“La Cerisaie” de Tchekhov : l’interprétation électrique de Tiago Rodrigues
Tiago Rodrigues, qui vient d’être nommé à la tête du festival d’Avignon, ouvre ce dernier, avec une mise en scène de La Cerisaie de Tchekhov, dans la Cour d’honneur du palais des papes : il en livre une interprétation originale, déroutante, voire agaçante parfois, mais incontestablement cohérente.
Nous connaissons le bras de fer qui opposa Anton Tchekhov, qui sous-titra sa pièce « comédie en quatre actes », et Stanislavski, qui considérait La Cerisaie comme un drame.
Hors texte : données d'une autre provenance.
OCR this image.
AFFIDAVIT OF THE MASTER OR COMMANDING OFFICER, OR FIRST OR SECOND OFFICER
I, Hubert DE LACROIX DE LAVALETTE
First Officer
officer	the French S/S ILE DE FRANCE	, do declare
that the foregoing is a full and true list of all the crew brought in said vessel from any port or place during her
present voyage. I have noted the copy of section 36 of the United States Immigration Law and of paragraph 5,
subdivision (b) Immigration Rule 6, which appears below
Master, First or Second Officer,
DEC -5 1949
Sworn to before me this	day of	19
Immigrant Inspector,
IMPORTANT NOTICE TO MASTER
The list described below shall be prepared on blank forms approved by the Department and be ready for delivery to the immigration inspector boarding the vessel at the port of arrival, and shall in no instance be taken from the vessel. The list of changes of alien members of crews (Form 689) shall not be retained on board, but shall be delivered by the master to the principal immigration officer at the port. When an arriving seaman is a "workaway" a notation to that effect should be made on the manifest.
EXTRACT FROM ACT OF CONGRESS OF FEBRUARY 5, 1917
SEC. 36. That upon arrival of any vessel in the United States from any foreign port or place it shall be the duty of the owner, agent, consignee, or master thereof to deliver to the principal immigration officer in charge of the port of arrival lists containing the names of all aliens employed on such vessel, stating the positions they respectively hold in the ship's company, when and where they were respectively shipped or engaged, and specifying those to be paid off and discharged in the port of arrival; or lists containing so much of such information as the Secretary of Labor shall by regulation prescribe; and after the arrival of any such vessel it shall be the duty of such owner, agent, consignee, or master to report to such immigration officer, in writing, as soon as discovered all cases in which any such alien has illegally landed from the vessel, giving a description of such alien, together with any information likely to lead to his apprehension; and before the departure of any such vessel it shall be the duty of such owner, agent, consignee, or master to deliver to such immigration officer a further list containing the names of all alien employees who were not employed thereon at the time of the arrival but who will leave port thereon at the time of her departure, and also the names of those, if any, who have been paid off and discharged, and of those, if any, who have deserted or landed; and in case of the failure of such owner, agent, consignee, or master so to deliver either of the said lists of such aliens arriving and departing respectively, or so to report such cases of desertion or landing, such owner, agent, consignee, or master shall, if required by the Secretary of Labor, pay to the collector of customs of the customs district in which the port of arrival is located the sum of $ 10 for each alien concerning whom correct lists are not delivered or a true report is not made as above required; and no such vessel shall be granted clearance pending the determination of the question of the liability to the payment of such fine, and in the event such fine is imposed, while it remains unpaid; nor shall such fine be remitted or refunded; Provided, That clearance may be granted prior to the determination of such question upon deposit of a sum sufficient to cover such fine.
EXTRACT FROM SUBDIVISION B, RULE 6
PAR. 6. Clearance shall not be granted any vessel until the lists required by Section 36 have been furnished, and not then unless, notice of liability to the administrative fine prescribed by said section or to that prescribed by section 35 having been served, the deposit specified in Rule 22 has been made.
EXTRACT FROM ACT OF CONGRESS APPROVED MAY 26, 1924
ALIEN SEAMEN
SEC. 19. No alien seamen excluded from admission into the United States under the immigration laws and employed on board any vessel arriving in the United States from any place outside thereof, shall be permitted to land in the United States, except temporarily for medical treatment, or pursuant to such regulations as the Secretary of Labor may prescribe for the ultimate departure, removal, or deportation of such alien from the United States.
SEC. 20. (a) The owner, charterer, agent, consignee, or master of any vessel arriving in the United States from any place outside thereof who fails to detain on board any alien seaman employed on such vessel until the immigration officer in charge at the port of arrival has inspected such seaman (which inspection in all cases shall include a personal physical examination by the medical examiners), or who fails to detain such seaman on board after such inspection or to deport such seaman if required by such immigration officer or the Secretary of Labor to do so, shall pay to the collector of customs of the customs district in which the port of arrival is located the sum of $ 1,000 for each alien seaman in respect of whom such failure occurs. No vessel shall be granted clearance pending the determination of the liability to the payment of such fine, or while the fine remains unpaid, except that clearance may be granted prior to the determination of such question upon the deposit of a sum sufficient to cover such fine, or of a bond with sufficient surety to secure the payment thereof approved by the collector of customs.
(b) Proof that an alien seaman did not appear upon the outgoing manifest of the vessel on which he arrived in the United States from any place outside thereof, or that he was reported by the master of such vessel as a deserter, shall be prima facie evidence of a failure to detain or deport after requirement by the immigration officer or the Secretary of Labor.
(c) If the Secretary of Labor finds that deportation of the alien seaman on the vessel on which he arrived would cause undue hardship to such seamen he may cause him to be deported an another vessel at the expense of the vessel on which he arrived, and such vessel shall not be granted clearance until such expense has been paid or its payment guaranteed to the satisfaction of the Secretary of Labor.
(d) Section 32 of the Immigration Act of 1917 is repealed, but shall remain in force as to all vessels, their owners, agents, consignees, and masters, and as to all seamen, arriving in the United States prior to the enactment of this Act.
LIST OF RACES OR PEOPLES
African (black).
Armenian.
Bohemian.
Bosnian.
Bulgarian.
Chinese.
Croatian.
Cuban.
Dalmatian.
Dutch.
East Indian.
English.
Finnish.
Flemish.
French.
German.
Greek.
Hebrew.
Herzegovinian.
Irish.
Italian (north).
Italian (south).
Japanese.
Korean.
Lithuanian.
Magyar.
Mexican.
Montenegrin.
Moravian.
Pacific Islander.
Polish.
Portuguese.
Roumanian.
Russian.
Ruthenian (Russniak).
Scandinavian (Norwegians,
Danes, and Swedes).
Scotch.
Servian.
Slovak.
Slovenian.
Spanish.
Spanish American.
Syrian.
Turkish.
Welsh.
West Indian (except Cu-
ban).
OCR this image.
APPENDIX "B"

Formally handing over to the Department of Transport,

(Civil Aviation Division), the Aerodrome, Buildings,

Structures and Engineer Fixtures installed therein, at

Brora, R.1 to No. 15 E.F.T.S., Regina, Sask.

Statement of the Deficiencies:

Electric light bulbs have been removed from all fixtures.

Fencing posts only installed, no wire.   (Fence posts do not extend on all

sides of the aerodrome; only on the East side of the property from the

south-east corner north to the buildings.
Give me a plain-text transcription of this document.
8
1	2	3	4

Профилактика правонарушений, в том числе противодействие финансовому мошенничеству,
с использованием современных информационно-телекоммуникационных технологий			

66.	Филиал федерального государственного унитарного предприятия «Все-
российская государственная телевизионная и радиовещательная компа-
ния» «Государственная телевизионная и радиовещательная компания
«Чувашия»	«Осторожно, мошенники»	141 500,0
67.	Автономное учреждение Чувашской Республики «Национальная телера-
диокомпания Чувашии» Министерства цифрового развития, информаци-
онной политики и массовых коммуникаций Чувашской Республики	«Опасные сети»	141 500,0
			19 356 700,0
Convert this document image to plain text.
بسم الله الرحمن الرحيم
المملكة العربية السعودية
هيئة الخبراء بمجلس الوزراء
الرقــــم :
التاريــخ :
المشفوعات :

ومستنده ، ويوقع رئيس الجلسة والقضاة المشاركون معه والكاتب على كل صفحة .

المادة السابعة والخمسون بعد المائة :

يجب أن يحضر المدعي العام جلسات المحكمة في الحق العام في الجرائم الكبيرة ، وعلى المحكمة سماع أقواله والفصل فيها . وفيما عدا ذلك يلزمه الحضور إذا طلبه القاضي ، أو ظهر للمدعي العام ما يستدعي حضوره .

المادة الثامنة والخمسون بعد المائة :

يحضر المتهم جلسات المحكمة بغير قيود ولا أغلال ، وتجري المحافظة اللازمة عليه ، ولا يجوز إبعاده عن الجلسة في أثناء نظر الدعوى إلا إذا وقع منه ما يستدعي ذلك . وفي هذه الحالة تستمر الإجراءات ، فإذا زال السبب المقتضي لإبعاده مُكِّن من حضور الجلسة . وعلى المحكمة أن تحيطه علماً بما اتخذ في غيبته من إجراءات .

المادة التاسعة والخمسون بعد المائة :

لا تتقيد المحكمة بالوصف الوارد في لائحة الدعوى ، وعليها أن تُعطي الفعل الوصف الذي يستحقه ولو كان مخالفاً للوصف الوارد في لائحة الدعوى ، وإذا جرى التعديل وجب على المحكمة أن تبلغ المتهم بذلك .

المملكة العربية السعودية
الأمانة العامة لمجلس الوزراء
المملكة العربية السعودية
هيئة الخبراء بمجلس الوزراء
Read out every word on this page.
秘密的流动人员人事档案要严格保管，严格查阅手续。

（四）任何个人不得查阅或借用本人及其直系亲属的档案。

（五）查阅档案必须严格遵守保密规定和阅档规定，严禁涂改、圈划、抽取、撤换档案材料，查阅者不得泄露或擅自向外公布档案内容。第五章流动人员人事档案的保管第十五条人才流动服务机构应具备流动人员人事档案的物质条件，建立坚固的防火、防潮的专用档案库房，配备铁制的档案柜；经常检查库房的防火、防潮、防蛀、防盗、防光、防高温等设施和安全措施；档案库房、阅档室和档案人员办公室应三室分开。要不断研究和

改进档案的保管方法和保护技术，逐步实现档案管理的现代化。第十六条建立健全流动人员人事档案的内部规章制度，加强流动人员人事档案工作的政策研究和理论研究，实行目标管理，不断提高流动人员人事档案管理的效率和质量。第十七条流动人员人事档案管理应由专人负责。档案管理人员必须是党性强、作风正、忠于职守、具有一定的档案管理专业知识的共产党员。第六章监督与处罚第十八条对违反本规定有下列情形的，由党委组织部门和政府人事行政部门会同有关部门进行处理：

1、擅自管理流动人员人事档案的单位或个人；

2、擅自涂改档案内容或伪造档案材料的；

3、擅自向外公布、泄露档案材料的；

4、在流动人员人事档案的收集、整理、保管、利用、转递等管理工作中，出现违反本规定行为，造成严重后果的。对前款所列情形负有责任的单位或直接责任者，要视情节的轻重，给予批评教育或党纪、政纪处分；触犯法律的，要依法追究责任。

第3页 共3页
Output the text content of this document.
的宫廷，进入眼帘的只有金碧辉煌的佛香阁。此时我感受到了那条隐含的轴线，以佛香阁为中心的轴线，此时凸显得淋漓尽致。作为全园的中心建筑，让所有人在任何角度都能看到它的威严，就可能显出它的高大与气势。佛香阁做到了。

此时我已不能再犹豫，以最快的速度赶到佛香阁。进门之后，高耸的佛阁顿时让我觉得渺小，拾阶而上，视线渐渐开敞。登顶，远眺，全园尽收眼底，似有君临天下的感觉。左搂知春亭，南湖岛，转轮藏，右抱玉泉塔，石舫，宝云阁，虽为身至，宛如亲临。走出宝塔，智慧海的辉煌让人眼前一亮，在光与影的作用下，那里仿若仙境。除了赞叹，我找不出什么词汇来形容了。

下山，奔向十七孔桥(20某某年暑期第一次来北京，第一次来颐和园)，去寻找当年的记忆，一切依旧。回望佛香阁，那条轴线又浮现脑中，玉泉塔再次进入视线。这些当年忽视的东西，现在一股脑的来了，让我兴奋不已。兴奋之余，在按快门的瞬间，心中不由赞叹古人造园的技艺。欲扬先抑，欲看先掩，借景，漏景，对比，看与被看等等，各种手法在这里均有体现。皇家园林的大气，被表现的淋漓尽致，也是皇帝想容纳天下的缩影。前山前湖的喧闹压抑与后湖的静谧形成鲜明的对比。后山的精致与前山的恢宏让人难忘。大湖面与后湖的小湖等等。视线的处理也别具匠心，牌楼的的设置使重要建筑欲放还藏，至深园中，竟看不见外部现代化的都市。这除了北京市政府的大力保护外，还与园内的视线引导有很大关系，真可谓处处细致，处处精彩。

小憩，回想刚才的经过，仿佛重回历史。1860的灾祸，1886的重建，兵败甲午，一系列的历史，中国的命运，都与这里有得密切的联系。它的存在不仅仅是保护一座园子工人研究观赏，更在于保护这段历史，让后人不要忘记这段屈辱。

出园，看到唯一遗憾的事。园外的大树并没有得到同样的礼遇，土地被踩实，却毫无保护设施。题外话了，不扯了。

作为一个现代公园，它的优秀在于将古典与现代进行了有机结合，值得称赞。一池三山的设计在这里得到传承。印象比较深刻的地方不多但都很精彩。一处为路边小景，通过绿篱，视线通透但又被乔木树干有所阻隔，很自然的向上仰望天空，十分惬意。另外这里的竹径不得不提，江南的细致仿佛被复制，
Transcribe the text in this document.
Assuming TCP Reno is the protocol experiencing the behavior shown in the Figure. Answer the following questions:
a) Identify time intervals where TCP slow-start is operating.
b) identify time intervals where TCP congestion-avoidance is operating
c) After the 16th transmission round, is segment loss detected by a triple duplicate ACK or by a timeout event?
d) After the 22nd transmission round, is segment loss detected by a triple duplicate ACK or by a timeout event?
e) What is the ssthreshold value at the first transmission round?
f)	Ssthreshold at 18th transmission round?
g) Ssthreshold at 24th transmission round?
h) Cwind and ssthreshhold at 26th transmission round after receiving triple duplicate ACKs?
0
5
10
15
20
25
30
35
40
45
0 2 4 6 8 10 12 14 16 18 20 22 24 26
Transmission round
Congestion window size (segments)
Beaucoup se sont empressés de donner raison à l’un ou à l’autre, alors même qu’une œuvre, sitôt livrée au monde, n’appartient plus désormais à personne. J’ai récemment relu ce texte, à trois reprises, trois jours d’affilée. La première fois, elle m’est apparue comme une tragédie – non pas un drame – traversée par l’humour, au sens où l’entendait George Steiner dans son célèbre essai sur La mort de la tragédie : « Dans la tragédie, il n’y a pas de remèdes temporels. On ne saurait trop insister sur ce point. La tragédie n’a pas pour objet des problèmes séculiers qui pourraient se résoudre par quelque innovation rationnelle, mais l’immuable tendance à l’inhumanité et à la destruction dans la marche du monde. »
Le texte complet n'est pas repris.